Secondly, let’s look at too much time together. You may think I’ve lost my counseling mind on this but hear me out. In our previously busy, rushed and over achieving life style, many of us pleaded for more time to be with our loved ones. Now that we have it we want to get rid of it. First, let me consider the husband and wife dynamic. It is vital the spouses spend time together, we all need to love, care and support our spouses. We also need our space. Whenever I’m off for an extended time with my wife, I tend to let’s say, “get in her way”, you could call it a harmless form of harassment! When this happens she has a common phrase that she uses, “This is why men go to work every day”. Guess what, she’s right.
So, how do we combat too much time together? We must find proper ways of separation. I have a home library to which I retire. Although I’m not working from my church office, I am responsible to be working from home. I’ve found the best way to accomplish this is through maintaining my ordinary ministry habits as much as I can. Establish a consistent wake up time, exercise, and pre work preparation. This means get cleaned up, showered and dressed, then go to work, even though it’s just down the hall. My wife has been busy keeping the house clean, laundry done, meals prepared. Important safety tip guys; help in those areas when you can. It’s not just her job.
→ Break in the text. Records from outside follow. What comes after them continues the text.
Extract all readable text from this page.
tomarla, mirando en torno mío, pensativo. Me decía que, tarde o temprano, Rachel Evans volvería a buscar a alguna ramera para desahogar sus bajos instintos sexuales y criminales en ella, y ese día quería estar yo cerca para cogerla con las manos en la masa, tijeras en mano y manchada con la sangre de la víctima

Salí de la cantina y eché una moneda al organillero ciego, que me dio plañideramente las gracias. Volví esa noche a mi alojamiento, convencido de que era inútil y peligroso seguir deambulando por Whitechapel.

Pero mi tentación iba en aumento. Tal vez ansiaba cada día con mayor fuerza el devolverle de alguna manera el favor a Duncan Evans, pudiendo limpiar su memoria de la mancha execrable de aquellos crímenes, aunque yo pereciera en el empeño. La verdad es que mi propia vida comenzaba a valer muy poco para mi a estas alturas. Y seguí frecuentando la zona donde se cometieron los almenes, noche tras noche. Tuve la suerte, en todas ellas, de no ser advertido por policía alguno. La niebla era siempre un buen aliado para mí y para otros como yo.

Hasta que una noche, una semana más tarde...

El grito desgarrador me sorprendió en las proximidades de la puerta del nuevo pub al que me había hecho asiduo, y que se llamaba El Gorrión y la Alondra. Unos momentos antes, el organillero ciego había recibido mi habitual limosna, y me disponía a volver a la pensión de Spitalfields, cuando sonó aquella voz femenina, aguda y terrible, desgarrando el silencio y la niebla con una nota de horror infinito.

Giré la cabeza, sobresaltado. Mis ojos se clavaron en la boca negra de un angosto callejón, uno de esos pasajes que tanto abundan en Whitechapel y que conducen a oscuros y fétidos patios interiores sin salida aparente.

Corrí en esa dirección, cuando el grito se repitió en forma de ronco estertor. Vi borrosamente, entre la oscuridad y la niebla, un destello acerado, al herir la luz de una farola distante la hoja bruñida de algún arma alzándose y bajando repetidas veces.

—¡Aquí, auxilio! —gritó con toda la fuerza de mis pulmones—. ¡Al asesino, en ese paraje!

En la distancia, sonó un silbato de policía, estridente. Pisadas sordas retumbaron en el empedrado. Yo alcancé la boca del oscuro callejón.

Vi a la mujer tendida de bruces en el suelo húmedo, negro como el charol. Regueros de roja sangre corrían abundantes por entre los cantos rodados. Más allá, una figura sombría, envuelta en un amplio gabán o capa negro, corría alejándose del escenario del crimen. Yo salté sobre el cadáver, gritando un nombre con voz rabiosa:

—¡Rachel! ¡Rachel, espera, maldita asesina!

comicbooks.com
On a more serious note, disagreements, squabbles, fights and worst of all abuse do take place during lockdown situations. Just like a boxing match we have to sometimes go to our separate corners. While you are in your separate corners be productive. Examine your relationship with your spouse. Consider what initially attracted you to them. List their positive attributes. Write them a handwritten note and then you need to establish normal communications.
Now, let’s look at the family dynamic. The same cause and effect principles apply to the children as they did to the spouse. Although they would most times disagree; children thrive in a controlled family environment. Let me give you a view of what this looks like. The day starts with a regular wake up time, a good breakfast and then age appropriate chores. Everyone participates and pitches in. Next, get your daily school work done. Again same time every day, Monday through Friday. Do your best to make it fun and interesting but do it. Kids then need daily exercise and activity, make the most of what is available. I also want to recommend family game time, movies and home videos.
Finally during this time when God has seemed to put the brakes on, slow down! Parents need to have time with God; individually and separately. Family devotions can and must be taken advantage of during this lockdown. Dads lead but everyone participates. Parents also get your children to do age appropriate personal devotions. This is finally completed by prayer; spousal, family and individually. Give lots of hugs too!